Dalam pertemuan bilateral tersebut, Putin secara tegas menyampaikan kesiapan Rusia untuk membantu Iran. Ia mengatakan, “Kami melihat Iran sebagai kekuatan regional yang stabil dan kami siap membantu di tengah perang melawan Amerika Serikat di kawasan Timur Tengah.” Pernyataan ini disambut baik oleh Presiden Raisi, yang menyampaikan rasa terima kasihnya atas dukungan berkelanjutan dari Moskow.
Presiden Raisi menyatakan, “Kami sangat menghargai sikap tegas Presiden Putin dan Rusia dalam mendukung Iran. Ini adalah bukti persahabatan yang kuat antara kedua negara.” Ia menambahkan bahwa kerjasama antara Iran dan Rusia semakin menguat, terutama dalam menghadapi tekanan internasional yang semakin intens.
Pertemuan antara kedua pemimpin ini menjadi sorotan utama, mengingat hubungan strategis yang terus terjalin antara Teheran dan Moskow. Keduanya sepakat untuk memperdalam kerjasama di berbagai bidang, termasuk energi, pertahanan, dan ekonomi. Putin menekankan pentingnya menjaga stabilitas regional dan menolak campur tangan asing yang dapat mengganggu kedaulatan negara-negara di Timur Tengah.

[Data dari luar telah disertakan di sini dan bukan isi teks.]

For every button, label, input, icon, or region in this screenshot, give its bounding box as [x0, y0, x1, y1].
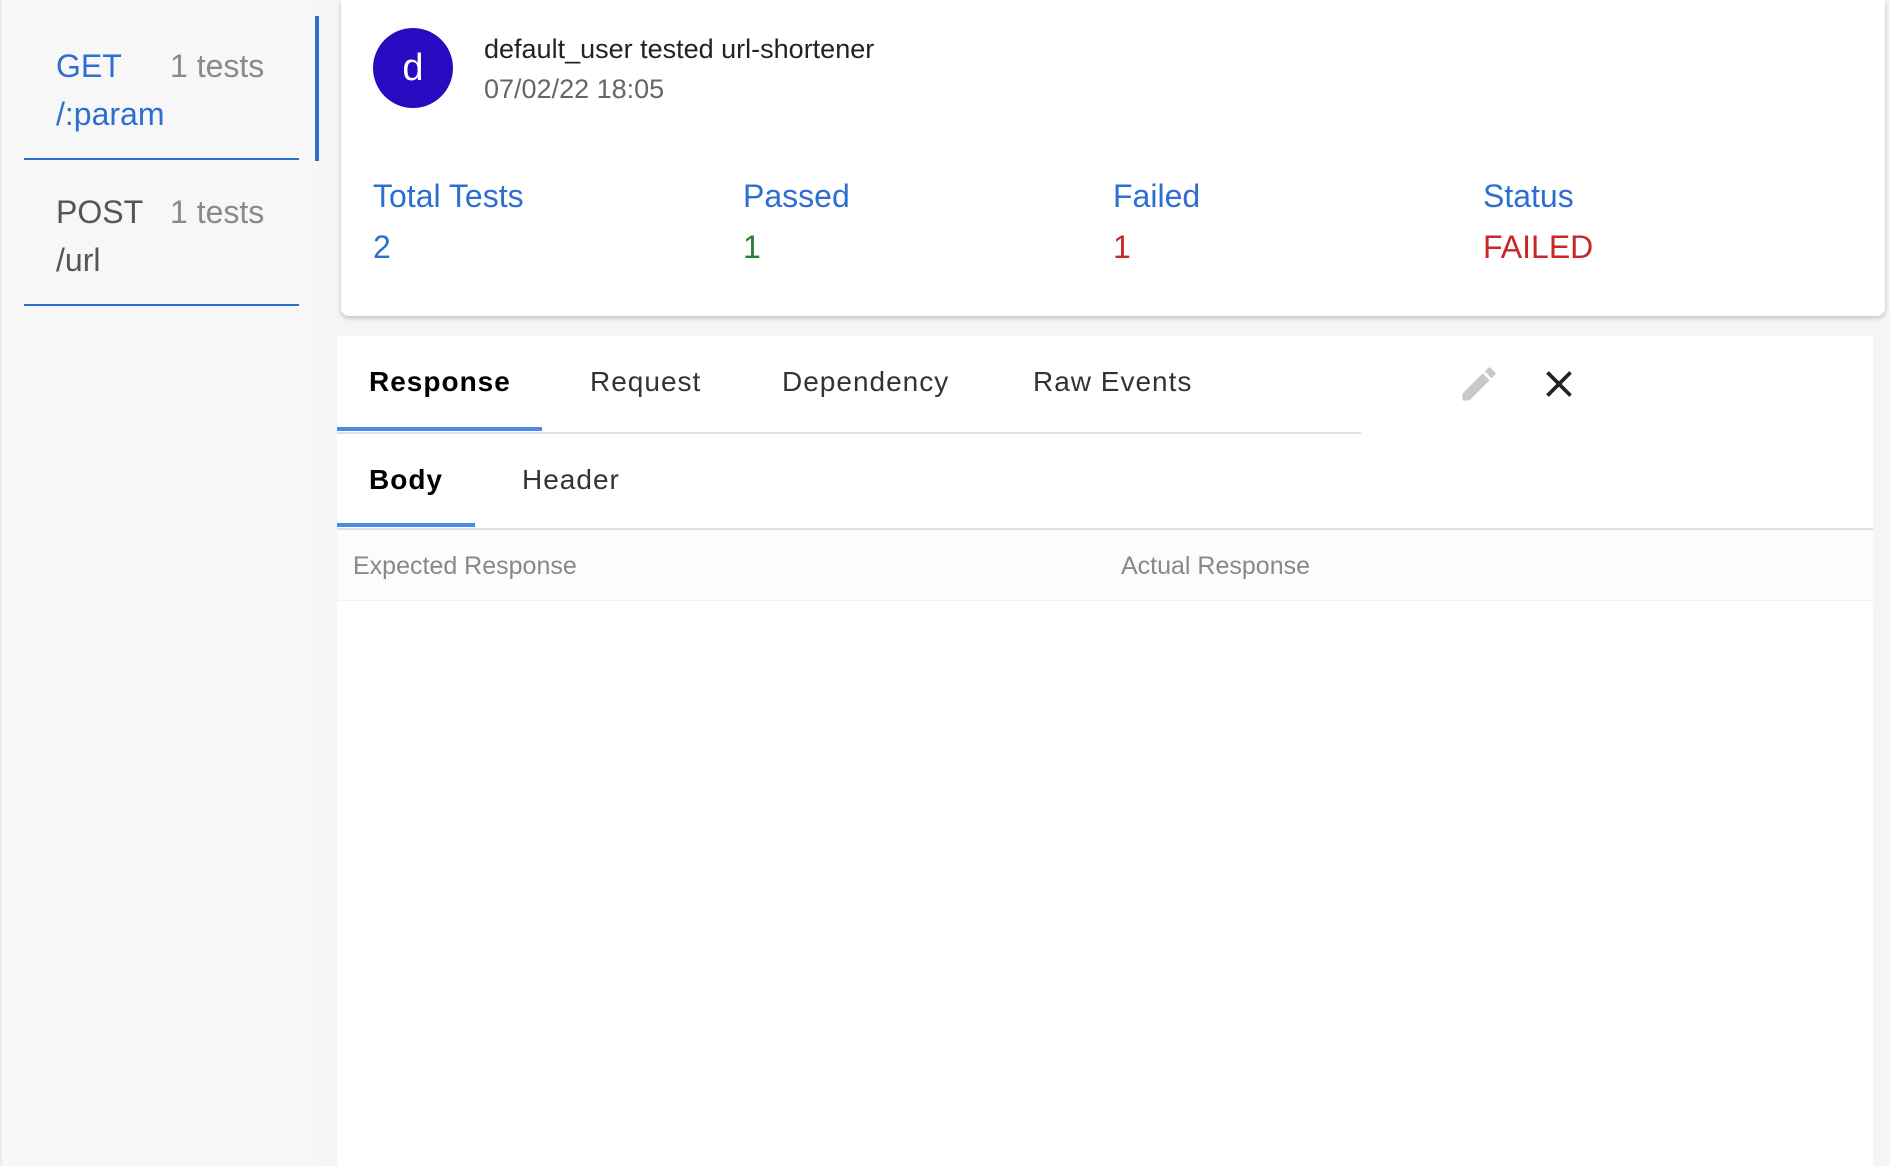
stat-passed: Passed 1	[743, 178, 850, 266]
tab-response[interactable]: Response	[369, 366, 511, 398]
app-root: GET 1 tests /:param POST 1 tests /url d …	[0, 0, 1890, 1166]
actual-response-column: Actual Response	[1121, 552, 1311, 580]
avatar: d	[373, 28, 453, 108]
tab-dependency[interactable]: Dependency	[782, 366, 949, 398]
tab-raw-events[interactable]: Raw Events	[1033, 366, 1192, 398]
endpoint-path: /url	[56, 242, 101, 278]
expected-response-column: Expected Response	[353, 552, 577, 580]
stat-value: 1	[1113, 229, 1131, 265]
endpoint-test-count: 1 tests	[170, 194, 265, 230]
active-item-indicator	[315, 16, 319, 161]
stat-value: 1	[743, 229, 761, 265]
stat-label: Passed	[743, 178, 850, 214]
close-button[interactable]	[1537, 362, 1581, 406]
tab-body[interactable]: Body	[369, 464, 443, 496]
stat-label: Failed	[1113, 178, 1201, 214]
sidebar-item-get-param[interactable]: GET 1 tests /:param	[24, 14, 299, 160]
detail-tabs: Response Request Dependency Raw Events	[337, 336, 1361, 434]
run-timestamp: 07/02/22 18:05	[484, 74, 665, 104]
endpoint-test-count: 1 tests	[170, 48, 265, 84]
status-badge: FAILED	[1483, 229, 1594, 265]
stat-failed: Failed 1	[1113, 178, 1200, 266]
close-icon	[1546, 371, 1572, 397]
active-tab-indicator	[337, 427, 542, 431]
stat-label: Status	[1483, 178, 1574, 214]
response-subtabs: Body Header	[337, 432, 1873, 530]
endpoint-method: POST	[56, 194, 144, 230]
stat-total-tests: Total Tests 2	[373, 178, 524, 266]
tab-header[interactable]: Header	[522, 464, 620, 496]
edit-button[interactable]	[1457, 362, 1501, 406]
endpoint-sidebar: GET 1 tests /:param POST 1 tests /url	[0, 0, 319, 1166]
active-subtab-indicator	[337, 523, 475, 527]
pencil-icon	[1462, 367, 1496, 401]
test-run-summary-card: d default_user tested url-shortener 07/0…	[341, 0, 1885, 316]
endpoint-path: /:param	[56, 96, 165, 132]
sidebar-item-post-url[interactable]: POST 1 tests /url	[24, 160, 299, 306]
run-headline: default_user tested url-shortener	[484, 34, 875, 64]
response-compare-header: Expected Response Actual Response	[337, 530, 1873, 601]
endpoint-method: GET	[56, 48, 122, 84]
stat-label: Total Tests	[373, 178, 524, 214]
stat-status: Status FAILED	[1483, 178, 1593, 266]
test-detail-panel: Response Request Dependency Raw Events B…	[337, 336, 1873, 1166]
stat-value: 2	[373, 229, 391, 265]
tab-request[interactable]: Request	[590, 366, 701, 398]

Lebih lanjut, Putin juga menggarisbawahi bahwa Rusia akan terus berupaya mencari solusi diplomatik untuk meredakan ketegangan di kawasan tersebut. Namun, ia juga menegaskan bahwa Rusia tidak akan tinggal diam jika ada pihak yang berusaha mengancam keamanan Iran. Dukungan ini mencakup berbagai aspek, mulai dari bantuan militer hingga dukungan politik di forum internasional.
Presiden Raisi menambahkan bahwa Iran siap untuk terus berdialog dan mencari jalan keluar dari setiap konflik yang ada, namun tetap dengan prinsip menjaga kedaulatan dan kepentingan nasionalnya. Kunjungan ini diharapkan dapat memperkuat kemitraan strategis kedua negara dan memberikan kontribusi positif bagi stabilitas di Timur Tengah.